01/09/2026
SIAP MEMBERI PERTANGGUNGJAWABAN TENTANG IMAN
Di zaman sekarang, menjadi orang percaya tidak selalu mudah.
Kita hidup di tengah masyarakat yang memiliki banyak pandangan, nilai, dan keyakinan yang berbeda. Kadang-kadang iman kita dipertanyakan, dianggap terlalu fanatik, atau bahkan menjadi bahan ejekan.
Ketika hal itu terjadi, bagaimana seharusnya kita bersikap?
Firman Tuhan memberikan nasihat yang sangat jelas:
"Tetapi kuduskanlah Kristus di dalam hatimu sebagai Tuhan! Dan siap sedialah pada segala waktu untuk memberi pertanggungan jawab kepada tiap-tiap orang yang meminta pertanggungan jawab dari kamu tentang pengharapan yang ada padamu."
(1 Petrus 3:15)
Petrus tidak mengatakan bahwa kita harus memaksakan iman kepada orang lain.
Kita dipanggil untuk siap menjelaskan pengharapan yang kita miliki di dalam Kristus,
Artinya, kita perlu mengenal apa yang kita percayai.
Jangan menjadi orang Kristen hanya karena mengikuti keluarga, tradisi, atau lingkungan,
Miliki hubungan pribadi dengan Tuhan,
Kenali Firman-Nya,
Pahami dasar iman kita.
Ketika seseorang bertanya, "Mengapa kamu percaya kepada Yesus?", kita seharusnya mampu menjelaskan dengan sederhana bahwa pengharapan kita tidak dibangun di atas keadaan dunia, kekayaan, keberhasilan, atau kemampuan manusia, tetapi di atas Kristus.

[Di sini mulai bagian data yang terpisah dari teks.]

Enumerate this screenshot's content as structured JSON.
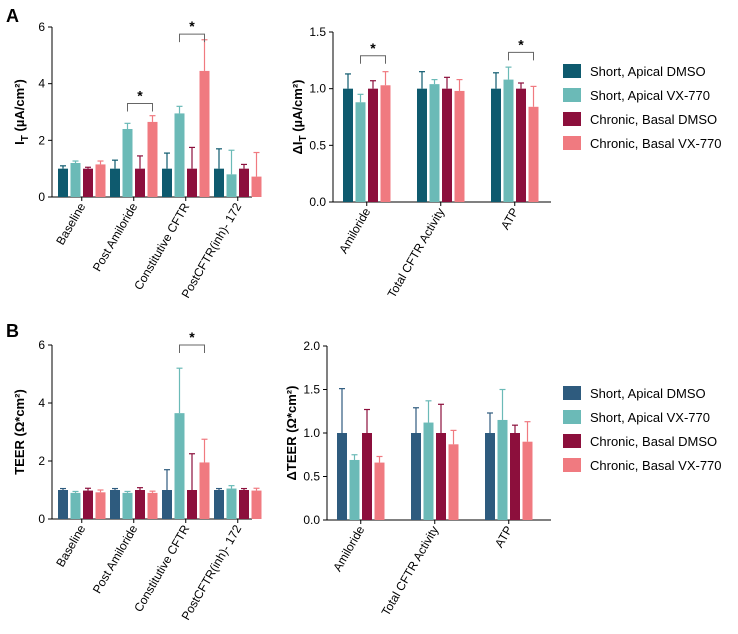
{
  "panel_letters": [
    "A",
    "B"
  ],
  "legend": {
    "entries": [
      "Short, Apical DMSO",
      "Short, Apical VX-770",
      "Chronic, Basal DMSO",
      "Chronic, Basal VX-770"
    ]
  },
  "colors": {
    "top": [
      "#0e5a6e",
      "#6bbab7",
      "#8c0f3c",
      "#f07a80"
    ],
    "bottom": [
      "#2e5b7e",
      "#6bbab7",
      "#8c0f3c",
      "#f07a80"
    ]
  },
  "chart_data": [
    {
      "type": "bar",
      "panel": "A",
      "ylabel_main": "I",
      "ylabel_sub": "T",
      "ylabel_unit": " (µA/cm²)",
      "ylim": [
        0,
        6
      ],
      "yticks": [
        "0",
        "2",
        "4",
        "6"
      ],
      "categories": [
        "Baseline",
        "Post Amiloride",
        "Constitutive CFTR",
        "PostCFTR(inh)- 172"
      ],
      "series": [
        {
          "name": "Short, Apical DMSO",
          "values": [
            1.0,
            1.0,
            1.0,
            1.0
          ],
          "errors": [
            0.1,
            0.3,
            0.55,
            0.7
          ]
        },
        {
          "name": "Short, Apical VX-770",
          "values": [
            1.2,
            2.4,
            2.95,
            0.8
          ],
          "errors": [
            0.07,
            0.2,
            0.25,
            0.85
          ]
        },
        {
          "name": "Chronic, Basal DMSO",
          "values": [
            1.0,
            1.0,
            1.0,
            1.0
          ],
          "errors": [
            0.05,
            0.45,
            0.75,
            0.15
          ]
        },
        {
          "name": "Chronic, Basal VX-770",
          "values": [
            1.15,
            2.65,
            4.45,
            0.72
          ],
          "errors": [
            0.12,
            0.22,
            1.1,
            0.85
          ]
        }
      ],
      "significance": [
        {
          "label": "*",
          "category": 1,
          "from_series": 1,
          "to_series": 3,
          "y": 3.3
        },
        {
          "label": "*",
          "category": 2,
          "from_series": 1,
          "to_series": 3,
          "y": 5.75
        }
      ]
    },
    {
      "type": "bar",
      "panel": "A",
      "ylabel_main": "ΔI",
      "ylabel_sub": "T",
      "ylabel_unit": " (µA/cm²)",
      "ylim": [
        0,
        1.5
      ],
      "yticks": [
        "0.0",
        "0.5",
        "1.0",
        "1.5"
      ],
      "categories": [
        "Amiloride",
        "Total CFTR Activity",
        "ATP"
      ],
      "series": [
        {
          "name": "Short, Apical DMSO",
          "values": [
            1.0,
            1.0,
            1.0
          ],
          "errors": [
            0.13,
            0.15,
            0.14
          ]
        },
        {
          "name": "Short, Apical VX-770",
          "values": [
            0.88,
            1.04,
            1.08
          ],
          "errors": [
            0.07,
            0.04,
            0.11
          ]
        },
        {
          "name": "Chronic, Basal DMSO",
          "values": [
            1.0,
            1.0,
            1.0
          ],
          "errors": [
            0.07,
            0.1,
            0.05
          ]
        },
        {
          "name": "Chronic, Basal VX-770",
          "values": [
            1.03,
            0.98,
            0.84
          ],
          "errors": [
            0.12,
            0.1,
            0.18
          ]
        }
      ],
      "significance": [
        {
          "label": "*",
          "category": 0,
          "from_series": 1,
          "to_series": 3,
          "y": 1.29
        },
        {
          "label": "*",
          "category": 2,
          "from_series": 1,
          "to_series": 3,
          "y": 1.32
        }
      ]
    },
    {
      "type": "bar",
      "panel": "B",
      "ylabel_main": "TEER (Ω*cm²)",
      "ylabel_sub": "",
      "ylabel_unit": "",
      "ylim": [
        0,
        6
      ],
      "yticks": [
        "0",
        "2",
        "4",
        "6"
      ],
      "categories": [
        "Baseline",
        "Post Amiloride",
        "Constitutive CFTR",
        "PostCFTR(inh)- 172"
      ],
      "series": [
        {
          "name": "Short, Apical DMSO",
          "values": [
            1.0,
            1.0,
            1.0,
            1.0
          ],
          "errors": [
            0.05,
            0.05,
            0.7,
            0.05
          ]
        },
        {
          "name": "Short, Apical VX-770",
          "values": [
            0.9,
            0.9,
            3.65,
            1.05
          ],
          "errors": [
            0.05,
            0.05,
            1.55,
            0.1
          ]
        },
        {
          "name": "Chronic, Basal DMSO",
          "values": [
            0.98,
            1.0,
            1.0,
            1.0
          ],
          "errors": [
            0.08,
            0.08,
            1.25,
            0.05
          ]
        },
        {
          "name": "Chronic, Basal VX-770",
          "values": [
            0.92,
            0.9,
            1.95,
            0.98
          ],
          "errors": [
            0.08,
            0.06,
            0.8,
            0.08
          ]
        }
      ],
      "significance": [
        {
          "label": "*",
          "category": 2,
          "from_series": 1,
          "to_series": 3,
          "y": 6.0
        }
      ]
    },
    {
      "type": "bar",
      "panel": "B",
      "ylabel_main": "ΔTEER (Ω*cm²)",
      "ylabel_sub": "",
      "ylabel_unit": "",
      "ylim": [
        0,
        2
      ],
      "yticks": [
        "0.0",
        "0.5",
        "1.0",
        "1.5",
        "2.0"
      ],
      "categories": [
        "Amiloride",
        "Total CFTR Activity",
        "ATP"
      ],
      "series": [
        {
          "name": "Short, Apical DMSO",
          "values": [
            1.0,
            1.0,
            1.0
          ],
          "errors": [
            0.51,
            0.29,
            0.23
          ]
        },
        {
          "name": "Short, Apical VX-770",
          "values": [
            0.69,
            1.12,
            1.15
          ],
          "errors": [
            0.06,
            0.25,
            0.35
          ]
        },
        {
          "name": "Chronic, Basal DMSO",
          "values": [
            1.0,
            1.0,
            1.0
          ],
          "errors": [
            0.27,
            0.33,
            0.09
          ]
        },
        {
          "name": "Chronic, Basal VX-770",
          "values": [
            0.66,
            0.87,
            0.9
          ],
          "errors": [
            0.07,
            0.16,
            0.23
          ]
        }
      ],
      "significance": []
    }
  ]
}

Namun ada hal penting yang tidak boleh dilupakan,
Cara kita menyampaikan iman sama pentingnya dengan apa yang kita sampaikan.
Petrus melanjutkan:
"Tetapi lakukanlah itu dengan lemah lembut dan hormat, dan dengan hati nurani yang murni..."
(1 Petrus 3:16)
Ini sangat relevan dengan kehidupan saat ini;
Media sosial sering dipenuhi perdebatan,
Orang mudah menghina orang yang berbeda pandangan,
Diskusi tentang agama dapat berubah menjadi pertengkaran,
Bahkan terkadang orang Kristen membela kebenaran dengan perkataan yang kasar dan merendahkan,
Padahal kita dipanggil untuk menyampaikan kebenaran dengan lemah lembut dan hormat.
Kita tidak perlu menjadi kasar untuk menjadi tegas,
Kita tidak perlu menghina orang lain untuk mempertahankan iman,
Kita dapat berbeda pendapat tanpa kehilangan kasih,
Kita dapat mempertahankan kebenaran tanpa merendahkan orang lain,
Dan yang tidak kalah penting, kesaksian hidup kita harus mendukung perkataan kita.
Jangan sampai kita pandai menjelaskan iman, tetapi kehidupan kita justru menjadi batu sandungan.
Jika kita berbicara tentang kasih, biarlah hidup kita menunjukkan kasih.
Jika kita berbicara tentang kejujuran, biarlah kita hidup jujur.
Jika kita berbicara tentang pengampunan, biarlah kita juga belajar mengampuni.
Jika kita berbicara tentang Kristus, biarlah karakter Kristus terlihat dalam kehidupan kita.
Renungkanlah hari ini:
Jika seseorang bertanya mengapa saya percaya kepada Yesus, apakah saya mampu menjelaskan iman saya?
Apakah cara saya menyampaikan iman menunjukkan kelemahlembutan dan hormat?
Apakah kehidupan saya menjadi kesaksian yang mendukung apa yang saya katakan tentang Kristus?
Dunia bukan hanya mendengar apa yang kita katakan tentang Yesus, tetapi juga memperhatikan bagaimana kita hidup sebagai pengikut-Nya.
Karena itu, kenalilah iman kita, bersiaplah memberikan alasan tentang pengharapan kita, dan sampaikanlah kebenaran dengan kasih.
Jadilah orang percaya yang bukan hanya memiliki iman, tetapi juga memahami imannya; bukan hanya mampu berbicara tentang Kristus,
tetapi juga mampu menunjukkan Kristus melalui kehidupannya.